Enhancing lithium ion diffusion kinetic in hierarchical lithium titanate@erbium oxide from coating to doping via facile one-step co-precipitation

Hierarchical lithium titanate@erbium oxide (Li4Ti5O12@Er2O3) microspheres from coating to doping were successfully synthesised by a simple and scalable one-step co-precipitation method. Microscopic observations revealed that the Li4Ti5O12@Er2O3 microspheres present a well-defined hierarchical structure and that Li4Ti5O12 is coated by the Er2O3 layer. The X-ray photoelectron spectroscopy (XPS) results demonstrate that partial Ti4+ is reduced to Ti3+ and induces oxygen vacancy because partial Er3+ dope into octahedral 16d Li+/Ti4+ sites of Li4Ti5O12. Owing to the hierarchical microsphere structure, Er2O3 coating, and Er3+ doping, the material exhibits excess rate capacity (183.7 mAh g(-1) at 30C). The hierarchical micro sphere structure shortens the diffusion pathways for Li+ ions. The Er2O3 coating on the surface reduces the adverse interface reaction. Importantly, oxygen vacancy induced by Er3+ doping enhances Li+ ion diffusion kinetics and offers extra space to store Li+ ions, which endows this sample with excess rate capacity. (C) 2020 Elsevier Inc.

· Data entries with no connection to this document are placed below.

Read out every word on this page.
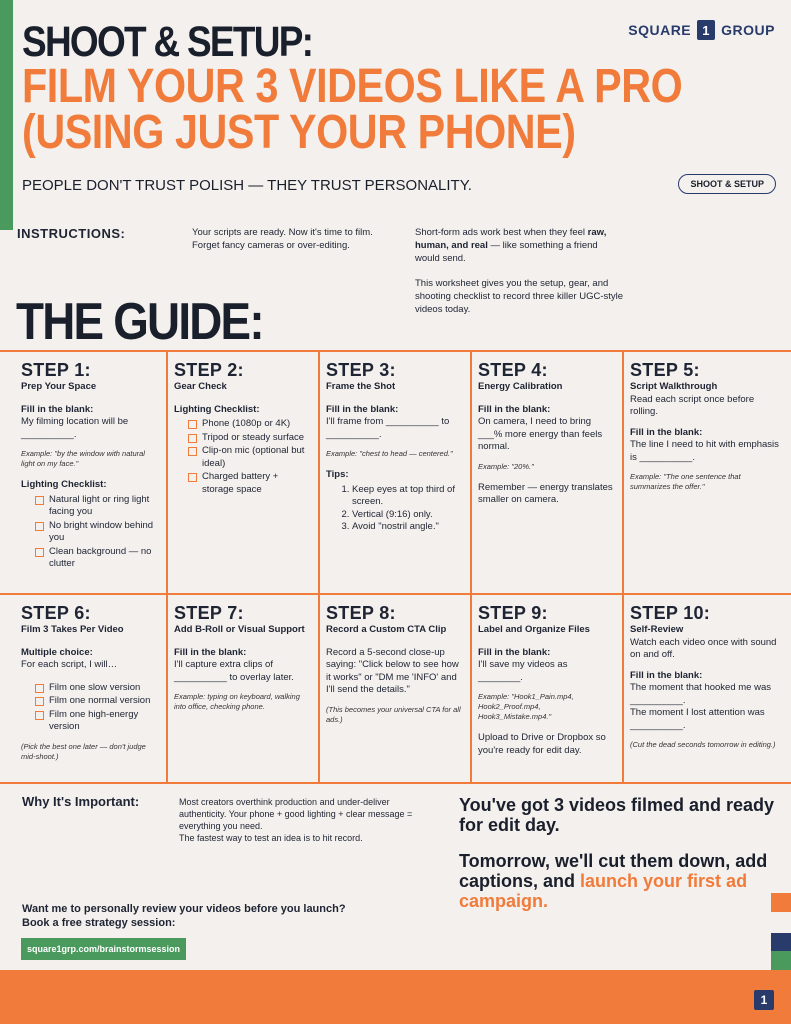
SHOOT & SETUP:
FILM YOUR 3 VIDEOS LIKE A PRO
(USING JUST YOUR PHONE)
SQUARE 1 GROUP
PEOPLE DON'T TRUST POLISH — THEY TRUST PERSONALITY.	SHOOT & SETUP
INSTRUCTIONS:	Your scripts are ready. Now it's time to film. Forget fancy cameras or over-editing.

Short-form ads work best when they feel raw, human, and real — like something a friend would send.

This worksheet gives you the setup, gear, and shooting checklist to record three killer UGC-style videos today.

THE GUIDE:
STEP 1:
Prep Your Space
Fill in the blank:
My filming location will be __________.
Example: "by the window with natural light on my face."
Lighting Checklist:
Natural light or ring light facing you
No bright window behind you
Clean background — no clutter
STEP 2:
Gear Check
Lighting Checklist:
Phone (1080p or 4K)
Tripod or steady surface
Clip-on mic (optional but ideal)
Charged battery + storage space
STEP 3:
Frame the Shot
Fill in the blank:
I'll frame from __________ to __________.
Example: "chest to head — centered."
Tips:
1. Keep eyes at top third of screen.
2. Vertical (9:16) only.
3. Avoid "nostril angle."
STEP 4:
Energy Calibration
Fill in the blank:
On camera, I need to bring ___% more energy than feels normal.
Example: "20%."
Remember — energy translates smaller on camera.
STEP 5:
Script Walkthrough
Read each script once before rolling.
Fill in the blank:
The line I need to hit with emphasis is __________.
Example: "The one sentence that summarizes the offer."
STEP 6:
Film 3 Takes Per Video
Multiple choice:
For each script, I will…
Film one slow version
Film one normal version
Film one high-energy version
(Pick the best one later — don't judge mid-shoot.)
STEP 7:
Add B-Roll or Visual Support
Fill in the blank:
I'll capture extra clips of __________ to overlay later.
Example: typing on keyboard, walking into office, checking phone.
STEP 8:
Record a Custom CTA Clip
Record a 5-second close-up saying: "Click below to see how it works" or "DM me 'INFO' and I'll send the details."
(This becomes your universal CTA for all ads.)
STEP 9:
Label and Organize Files
Fill in the blank:
I'll save my videos as ________.
Example: "Hook1_Pain.mp4, Hook2_Proof.mp4, Hook3_Mistake.mp4."
Upload to Drive or Dropbox so you're ready for edit day.
STEP 10:
Self-Review
Watch each video once with sound on and off.
Fill in the blank:
The moment that hooked me was __________.
The moment I lost attention was __________.
(Cut the dead seconds tomorrow in editing.)
Why It's Important:	Most creators overthink production and under-deliver authenticity. Your phone + good lighting + clear message = everything you need.
The fastest way to test an idea is to hit record.

You've got 3 videos filmed and ready for edit day.

Tomorrow, we'll cut them down, add captions, and launch your first ad campaign.

Want me to personally review your videos before you launch?
Book a free strategy session:
square1grp.com/brainstormsession
1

All rights reserved.

Automated summary

Hierarchical lithium titanate@erbium oxide (Li4Ti5O12@Er2O3) microspheres with well-defined structure were successfully synthesized by a one-step co-precipitation method. The material shows excess rate capacity due to the hierarchical microsphere structure, Er2O3 coating, and Er3+ doping. The diffusion pathways for Li+ ions are shortened by the hierarchical microsphere structure, while the Er2O3 coating reduces adverse interface reactions and Er3+ doping induces oxygen vacancies to enhance Li+ ion diffusion kinetics.